De plus, les prêtres ont tenu à introduire des noms de famille, jusqu'alors absents chez les Innus. Ils utilisent d'abord le prénom en innu pour en faire leur nom de famille. Ensuite, « le prénom que le missionnaire avait attribué au père devient le nom de famille du fils », explique Josée Mailhot. Ce système s'avère peu utile pour retracer les liens familiaux, puisque le nom de famille change à chaque génération.

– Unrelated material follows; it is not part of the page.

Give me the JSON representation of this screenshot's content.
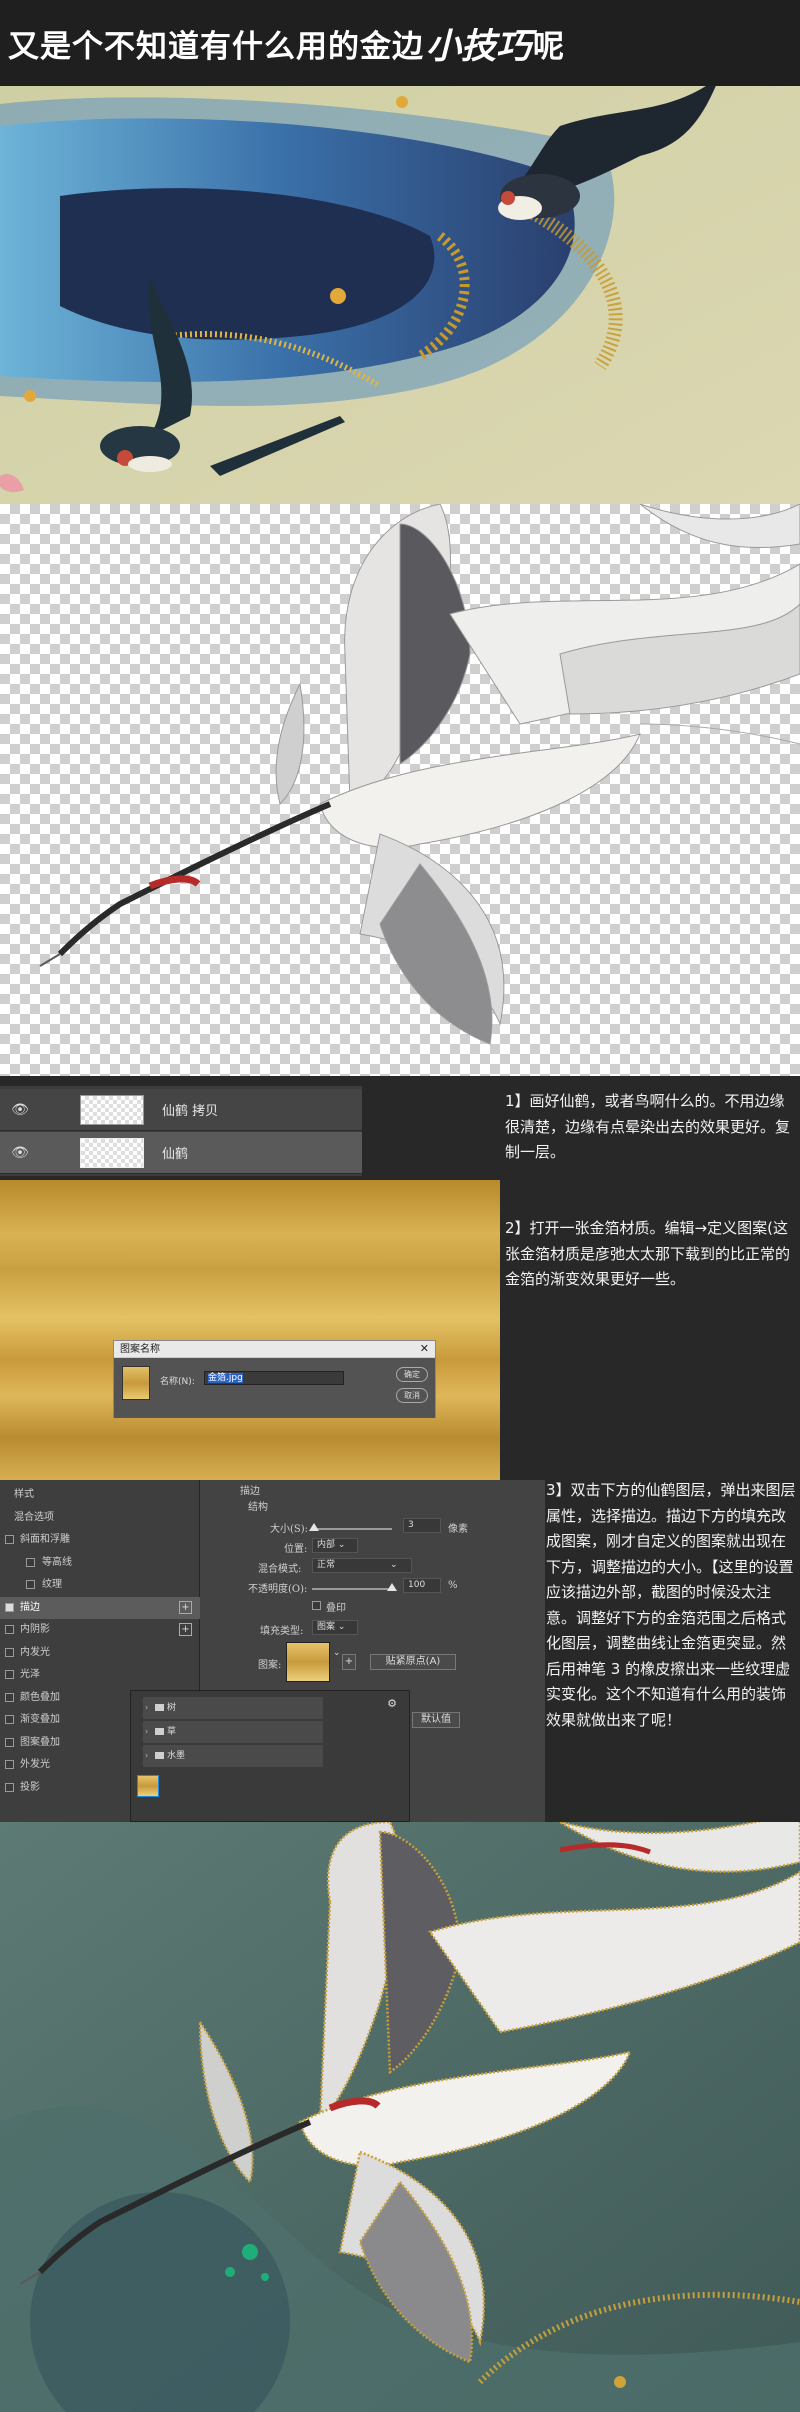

Ce n'est qu'au 19e siècle que « gèlent » les noms de famille, qui deviennent alors transmissibles. « Les dates où ça s'est cristallisé changent selon les familles », précise Josée Mailhot.

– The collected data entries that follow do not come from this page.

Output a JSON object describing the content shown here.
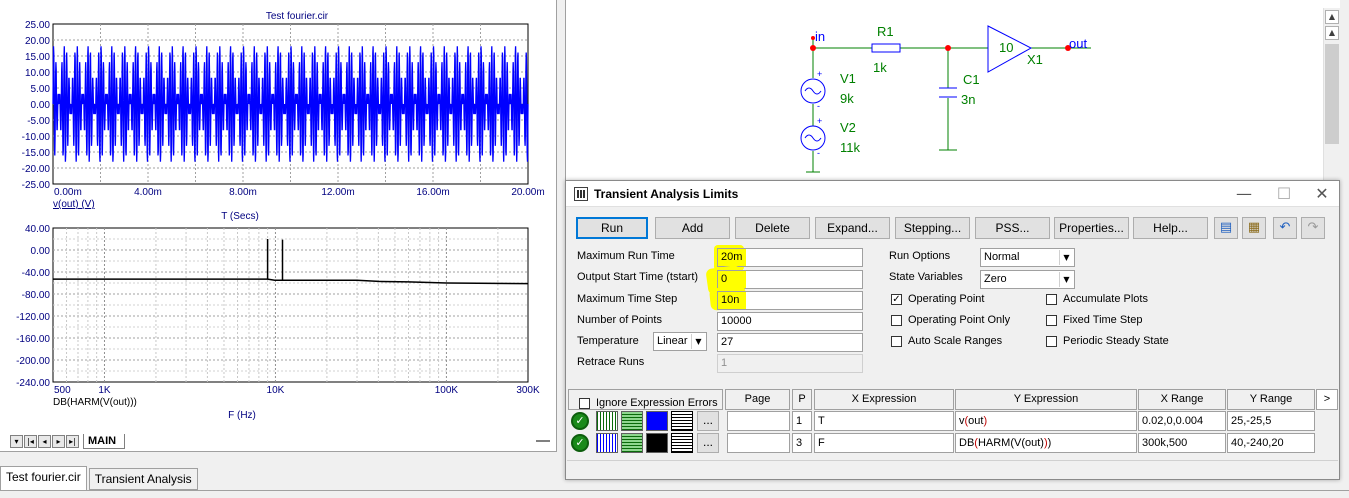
{
  "plot_pane": {
    "top_chart": {
      "title": "Test fourier.cir",
      "y_ticks": [
        "25.00",
        "20.00",
        "15.00",
        "10.00",
        "5.00",
        "0.00",
        "-5.00",
        "-10.00",
        "-15.00",
        "-20.00",
        "-25.00"
      ],
      "x_ticks": [
        "0.00m",
        "4.00m",
        "8.00m",
        "12.00m",
        "16.00m",
        "20.00m"
      ],
      "trace_label": "v(out) (V)",
      "xlabel": "T (Secs)",
      "trace_color": "#0000ff"
    },
    "bottom_chart": {
      "y_ticks": [
        "40.00",
        "0.00",
        "-40.00",
        "-80.00",
        "-120.00",
        "-160.00",
        "-200.00",
        "-240.00"
      ],
      "x_ticks": [
        "500",
        "1K",
        "10K",
        "100K",
        "300K"
      ],
      "trace_label": "DB(HARM(V(out)))",
      "xlabel": "F (Hz)",
      "trace_color": "#000000"
    },
    "nav_buttons": [
      "▾",
      "|◂",
      "◂",
      "▸",
      "▸|"
    ],
    "tab_label": "MAIN"
  },
  "chart_data": [
    {
      "type": "line",
      "title": "Test fourier.cir",
      "xlabel": "T (Secs)",
      "ylabel": "",
      "xlim": [
        0,
        0.02
      ],
      "ylim": [
        -25,
        25
      ],
      "grid": true,
      "series": [
        {
          "name": "v(out) (V)",
          "description_points": {
            "x": [
              0,
              0.02
            ],
            "amplitude": 18.5
          }
        }
      ]
    },
    {
      "type": "line",
      "xlabel": "F (Hz)",
      "ylabel": "",
      "x_scale": "log",
      "xlim": [
        500,
        300000
      ],
      "ylim": [
        -240,
        40
      ],
      "grid": true,
      "series": [
        {
          "name": "DB(HARM(V(out)))",
          "x": [
            500,
            5000,
            9000,
            9000,
            9000,
            9900,
            10000,
            11000,
            11000,
            11000,
            12000,
            30000,
            40000,
            60000,
            100000,
            300000
          ],
          "y": [
            -53,
            -53,
            -53,
            20,
            -53,
            -55,
            -55,
            -55,
            19,
            -55,
            -55,
            -55,
            -57,
            -58,
            -60,
            -61
          ]
        }
      ]
    }
  ],
  "doc_tabs": [
    "Test fourier.cir",
    "Transient Analysis"
  ],
  "schematic": {
    "labels": {
      "in": "in",
      "r1": "R1",
      "r1_val": "1k",
      "c1": "C1",
      "c1_val": "3n",
      "v1": "V1",
      "v1_val": "9k",
      "v2": "V2",
      "v2_val": "11k",
      "amp_gain": "10",
      "x1": "X1",
      "out": "out",
      "plus": "+",
      "minus": "-"
    },
    "colors": {
      "wire": "#008000",
      "component": "#0000ff",
      "node": "#ff0000"
    }
  },
  "dialog": {
    "title": "Transient Analysis Limits",
    "window_controls": [
      "—",
      "☐",
      "✕"
    ],
    "buttons": {
      "run": "Run",
      "add": "Add",
      "delete": "Delete",
      "expand": "Expand...",
      "stepping": "Stepping...",
      "pss": "PSS...",
      "properties": "Properties...",
      "help": "Help..."
    },
    "icon_buttons": [
      "copy-icon",
      "paste-icon",
      "undo-icon",
      "redo-icon"
    ],
    "fields": {
      "max_run_time_label": "Maximum Run Time",
      "max_run_time": "20m",
      "output_start_label": "Output Start Time (tstart)",
      "output_start": "0",
      "max_time_step_label": "Maximum Time Step",
      "max_time_step": "10n",
      "num_points_label": "Number of Points",
      "num_points": "10000",
      "temperature_label": "Temperature",
      "temperature_mode": "Linear",
      "temperature": "27",
      "retrace_label": "Retrace Runs",
      "retrace": "1"
    },
    "run_options_label": "Run Options",
    "run_options": "Normal",
    "state_vars_label": "State Variables",
    "state_vars": "Zero",
    "checkboxes": {
      "operating_point": {
        "label": "Operating Point",
        "checked": "✓"
      },
      "operating_point_only": {
        "label": "Operating Point Only",
        "checked": ""
      },
      "auto_scale": {
        "label": "Auto Scale Ranges",
        "checked": ""
      },
      "accumulate": {
        "label": "Accumulate Plots",
        "checked": ""
      },
      "fixed_step": {
        "label": "Fixed Time Step",
        "checked": ""
      },
      "periodic": {
        "label": "Periodic Steady State",
        "checked": ""
      },
      "ignore_expr": {
        "label": "Ignore Expression Errors",
        "checked": ""
      }
    },
    "table": {
      "headers": {
        "page": "Page",
        "p": "P",
        "x": "X Expression",
        "y": "Y Expression",
        "xr": "X Range",
        "yr": "Y Range",
        "arrow": ">"
      },
      "rows": [
        {
          "page": "",
          "p": "1",
          "x": "T",
          "y_pre": "v",
          "y_par_open": "(",
          "y_mid": "out",
          "y_par_close": ")",
          "y_post": "",
          "xr": "0.02,0,0.004",
          "yr": "25,-25,5",
          "color": "#0000ff",
          "ok": "✓",
          "ellipsis": "..."
        },
        {
          "page": "",
          "p": "3",
          "x": "F",
          "y_pre": "DB",
          "y_par_open": "(",
          "y_mid": "HARM(V(out)",
          "y_par_close": ")",
          "y_post": ")",
          "xr": "300k,500",
          "yr": "40,-240,20",
          "color": "#000000",
          "ok": "✓",
          "ellipsis": "..."
        }
      ]
    }
  }
}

« Les Innus ont aujourd'hui trois noms, résume-t-elle. Ils ont un prénom de baptême, comme Joseph, Marie ou Tobie. [...] Ils ont un nom de famille en vertu du processus que je viens de décrire, et la plupart ont un troisième type de noms. Ces surnoms [...] correspondent aux caractéristiques des noms aborigènes : des noms uniques, en innu, non transmissibles et qui n'indiquent pas toujours le sexe ».

Vos commentaires

Veuillez noter que Radio-Canada ne cautionne pas les opinions exprimées. Vos commentaires seront modérés, et publiés s’ils respectent la nétiquette. Bonne discussion !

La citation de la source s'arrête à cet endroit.